It’s no secret that candidates spend a lot of time refining their skills, whether that means technical skills they need for the job (software programming, writing, earning a certification) or specific skills they need for the job search (interviewing, resume-writing, etc.). However, there is another underlying set of skills that can be just as important – if not more important – to your ultimate success as a professional: soft skills.
Soft skills are less tangible and harder to measure than more technical hard skills. However, these skills are what enable you to be a good networker, employee, and co-worker. To cite an example, I recently overheard someone pose this question to an accounting professional: “Who are the top-earning partners at your firm – the ones with the best technical skills, or the ones with the best relationship-building skills?”
In most cases, the answer would be the latter, since relationship-building and communication skills are important for bringing in new business. Hard skills can help you land a job, but in order to advance and succeed you really need to cultivate a balanced set of soft skills as well. While the most useful soft skills will depend on your personality and your profession, here are a few of the most common examples that I hear recruiters mention on a regular basis:
This one sounds basic, but I placed it at the top of the list for a reason – it is an area that many job-seekers struggle with, especially as they begin their career. Often times, we are in such a hurry to achieve results that we overlook important details or don’t take the time to gather all of the information we need. At minimum, poor listening habits will be frustrating for your coworkers. At worst, it could lead to significant mistakes that cost you your job.
Learn how to listen and be present in the workplace, as well as in networking situations. Making others feel heard is a great way to begin the relationship-building process, and it will also help make you a more effective communicator. If you want to improve in this area, start by taking notes during meetings and individual conversations and practice restating the main points to make it clear that everyone is on the same page.
Another important soft skill is confidence. While confidence seems more like a trait than a skill, I would argue that confidence is most often expressed through your communication style. In that sense, confident communication truly is a skill that must be practiced and acquired.
How can you exude confidence through your communication style? It begins by taking the time to collect your thoughts before you speak. When you get in a hurry, you get flustered, trip over your words, and struggle to get your point across. In particular, think carefully before jumping in during meetings. Listening and being present is another key step to confident communication – if you are fully engaged in the conversation, you can speak with a greater degree of confidence.
When in doubt, the old adage really is true: “Fake it until you make it!” Sometimes, you have to consciously project confidence in order to overcome your nerves. After you make confident communication a habit, it will gradually start to become more natural.
Manageability is one trait I hear mentioned every so often that I think is highly underrated. Simply put, are you teachable? Do you respond well to feedback, or do you fall apart? Are you solution-oriented, or do you only bring complaints? At the end of the day, are you someone who makes your supervisor’s job easier, or are you the type of employee that makes them want to pull their hair out?

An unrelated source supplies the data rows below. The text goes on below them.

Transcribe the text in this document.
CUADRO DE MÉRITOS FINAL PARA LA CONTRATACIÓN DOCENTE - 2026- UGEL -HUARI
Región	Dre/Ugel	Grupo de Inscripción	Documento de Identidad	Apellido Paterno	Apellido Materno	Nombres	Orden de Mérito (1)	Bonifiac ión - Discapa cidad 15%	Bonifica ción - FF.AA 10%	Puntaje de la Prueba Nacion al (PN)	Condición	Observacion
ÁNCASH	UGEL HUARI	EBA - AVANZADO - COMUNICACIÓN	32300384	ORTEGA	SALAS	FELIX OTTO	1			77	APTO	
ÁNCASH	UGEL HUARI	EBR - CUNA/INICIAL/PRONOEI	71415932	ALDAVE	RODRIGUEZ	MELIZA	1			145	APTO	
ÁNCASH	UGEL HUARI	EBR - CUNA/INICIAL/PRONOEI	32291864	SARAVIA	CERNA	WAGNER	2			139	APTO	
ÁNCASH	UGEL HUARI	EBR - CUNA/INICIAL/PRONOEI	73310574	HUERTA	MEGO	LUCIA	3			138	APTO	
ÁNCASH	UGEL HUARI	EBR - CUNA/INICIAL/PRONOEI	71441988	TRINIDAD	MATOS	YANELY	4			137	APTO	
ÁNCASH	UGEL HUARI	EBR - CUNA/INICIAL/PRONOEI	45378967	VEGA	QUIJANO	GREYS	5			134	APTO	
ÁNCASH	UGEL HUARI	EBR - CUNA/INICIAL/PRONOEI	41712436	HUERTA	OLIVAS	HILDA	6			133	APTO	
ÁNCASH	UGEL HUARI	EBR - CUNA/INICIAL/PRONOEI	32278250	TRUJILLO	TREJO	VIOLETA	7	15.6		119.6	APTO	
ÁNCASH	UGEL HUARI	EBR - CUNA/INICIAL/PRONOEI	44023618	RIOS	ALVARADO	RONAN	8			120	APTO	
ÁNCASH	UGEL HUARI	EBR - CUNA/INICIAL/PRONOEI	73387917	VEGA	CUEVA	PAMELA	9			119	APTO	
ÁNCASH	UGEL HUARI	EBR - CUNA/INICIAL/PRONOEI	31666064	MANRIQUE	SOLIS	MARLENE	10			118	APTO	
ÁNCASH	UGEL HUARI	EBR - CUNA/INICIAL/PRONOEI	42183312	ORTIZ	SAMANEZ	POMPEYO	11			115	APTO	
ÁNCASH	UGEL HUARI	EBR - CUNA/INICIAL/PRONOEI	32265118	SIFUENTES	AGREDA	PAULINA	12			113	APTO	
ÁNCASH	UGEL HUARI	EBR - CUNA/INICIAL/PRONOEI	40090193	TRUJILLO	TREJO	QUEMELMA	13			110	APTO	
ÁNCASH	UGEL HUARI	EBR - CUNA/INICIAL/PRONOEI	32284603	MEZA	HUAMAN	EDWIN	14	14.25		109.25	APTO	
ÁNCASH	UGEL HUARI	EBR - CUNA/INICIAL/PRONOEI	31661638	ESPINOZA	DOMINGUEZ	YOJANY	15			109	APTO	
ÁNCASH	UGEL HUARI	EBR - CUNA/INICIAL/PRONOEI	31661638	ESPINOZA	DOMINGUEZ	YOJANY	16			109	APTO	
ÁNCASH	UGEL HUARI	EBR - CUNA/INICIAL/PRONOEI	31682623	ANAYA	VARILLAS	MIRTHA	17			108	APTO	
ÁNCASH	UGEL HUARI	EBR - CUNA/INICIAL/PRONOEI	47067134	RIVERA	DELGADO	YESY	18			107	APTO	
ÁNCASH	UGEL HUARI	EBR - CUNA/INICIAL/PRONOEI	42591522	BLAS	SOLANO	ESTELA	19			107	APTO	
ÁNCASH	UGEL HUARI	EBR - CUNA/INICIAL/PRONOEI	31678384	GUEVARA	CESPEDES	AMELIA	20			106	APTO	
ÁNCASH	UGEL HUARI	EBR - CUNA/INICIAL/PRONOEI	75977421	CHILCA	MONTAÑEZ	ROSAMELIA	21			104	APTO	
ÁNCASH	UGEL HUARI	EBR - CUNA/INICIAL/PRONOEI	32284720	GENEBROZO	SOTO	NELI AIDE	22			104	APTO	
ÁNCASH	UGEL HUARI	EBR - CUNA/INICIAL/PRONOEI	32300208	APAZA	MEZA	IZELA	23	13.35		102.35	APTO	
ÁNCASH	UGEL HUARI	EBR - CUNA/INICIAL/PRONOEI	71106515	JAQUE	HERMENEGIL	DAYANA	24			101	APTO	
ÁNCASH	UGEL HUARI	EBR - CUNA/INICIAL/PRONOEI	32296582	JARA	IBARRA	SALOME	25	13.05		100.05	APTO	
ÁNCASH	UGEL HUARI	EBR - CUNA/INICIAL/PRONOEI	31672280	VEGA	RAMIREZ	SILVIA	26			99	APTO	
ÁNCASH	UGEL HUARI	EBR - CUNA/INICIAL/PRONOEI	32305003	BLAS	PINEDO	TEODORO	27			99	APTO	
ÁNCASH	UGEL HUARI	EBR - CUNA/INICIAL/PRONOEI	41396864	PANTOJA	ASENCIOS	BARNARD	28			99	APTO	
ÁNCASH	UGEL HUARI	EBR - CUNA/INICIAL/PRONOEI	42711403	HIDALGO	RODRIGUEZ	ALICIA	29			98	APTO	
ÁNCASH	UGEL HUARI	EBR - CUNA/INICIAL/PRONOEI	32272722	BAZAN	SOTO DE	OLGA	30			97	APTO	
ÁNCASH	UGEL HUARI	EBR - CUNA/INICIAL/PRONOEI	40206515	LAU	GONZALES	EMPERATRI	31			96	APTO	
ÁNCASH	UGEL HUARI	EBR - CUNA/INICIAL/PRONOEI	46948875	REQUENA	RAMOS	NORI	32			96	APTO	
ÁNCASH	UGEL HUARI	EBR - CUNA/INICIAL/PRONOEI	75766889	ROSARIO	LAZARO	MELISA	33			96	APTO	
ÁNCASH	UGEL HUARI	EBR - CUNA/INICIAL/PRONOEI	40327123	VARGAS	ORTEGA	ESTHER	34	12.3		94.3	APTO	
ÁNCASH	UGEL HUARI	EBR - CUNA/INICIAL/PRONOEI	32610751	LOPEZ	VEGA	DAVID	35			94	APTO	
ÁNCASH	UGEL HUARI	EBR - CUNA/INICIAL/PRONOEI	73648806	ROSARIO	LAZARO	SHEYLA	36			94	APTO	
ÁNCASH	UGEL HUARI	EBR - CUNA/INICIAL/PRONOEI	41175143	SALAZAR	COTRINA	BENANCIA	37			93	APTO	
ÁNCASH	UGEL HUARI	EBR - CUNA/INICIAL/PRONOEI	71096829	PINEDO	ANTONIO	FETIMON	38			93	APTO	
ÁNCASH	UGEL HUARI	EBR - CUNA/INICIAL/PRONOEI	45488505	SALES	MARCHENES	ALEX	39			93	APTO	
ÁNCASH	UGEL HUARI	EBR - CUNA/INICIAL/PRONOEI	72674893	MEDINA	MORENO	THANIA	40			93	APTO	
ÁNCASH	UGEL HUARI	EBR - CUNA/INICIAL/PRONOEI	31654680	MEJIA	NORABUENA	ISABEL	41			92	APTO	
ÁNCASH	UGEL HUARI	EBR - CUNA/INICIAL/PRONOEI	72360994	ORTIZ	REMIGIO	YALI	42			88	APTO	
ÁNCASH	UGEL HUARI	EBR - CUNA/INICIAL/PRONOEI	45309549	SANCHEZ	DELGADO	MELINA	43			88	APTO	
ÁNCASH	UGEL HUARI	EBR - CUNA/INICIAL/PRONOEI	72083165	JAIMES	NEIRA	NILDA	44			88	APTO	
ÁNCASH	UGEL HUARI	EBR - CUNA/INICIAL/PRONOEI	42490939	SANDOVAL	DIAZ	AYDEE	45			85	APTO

There are a lot of things that fall under the heading of manageability – being accountable, communicating effectively, adhering to company policy, etc. The bottom line is that employees who respond well to supervision often have an easier time growing and advancing in their careers.
How can you make this an area of emphasis? Start with the basics – show up on time, follow the rules, and listen carefully (and respond professionally) to any feedback you receive. Keep in mind that if you’re struggling in this area, it could just be that you’re not a good fit with your company or your supervisor, and that’s a clue that it may be time to move on.
Today’s workplaces are changing rapidly, across every industry from healthcare and public policy to manufacturing, sales, and education. One of the skills that employers really like to see from their employees is adaptability. How do you handle change? How do you respond to challenges and conflicts?
Employees who are flexible and who have positive demeanors are more versatile and more fun to be around. Demonstrate your adaptability by volunteering to help others with projects, being a good team player, and maintaining a good attitude in the face of adversity. Once you build a reputation as an adaptable team player, you may eventually get asked to take on some responsibilities that will have a major impact on your career path!
The word “initiative” represents a soft skill that takes many different forms. In job descriptions, you will sometimes see it defined as “self-starter,” “entrepreneur,” or “leader.” At the end of the day, what many employers want is someone that will take ownership over their job and truly make an impact. There are very few companies that are simply looking for worker bees – recruiters now want candidates who can function in dynamic, complex environments and play well with others.
If you’re trying to demonstrate your initiative, you can do so by displaying leadership roles or unique projects on your resume. In the workplace, this skillset is illustrated by taking ownership over your responsibilities, delivering high-quality results, and seeking out new opportunities. Think about any way that you can take greater initiative to enhance your resume – whether you are an experienced professional or a student waiting tables, there are almost always opportunities for growth if you look hard enough!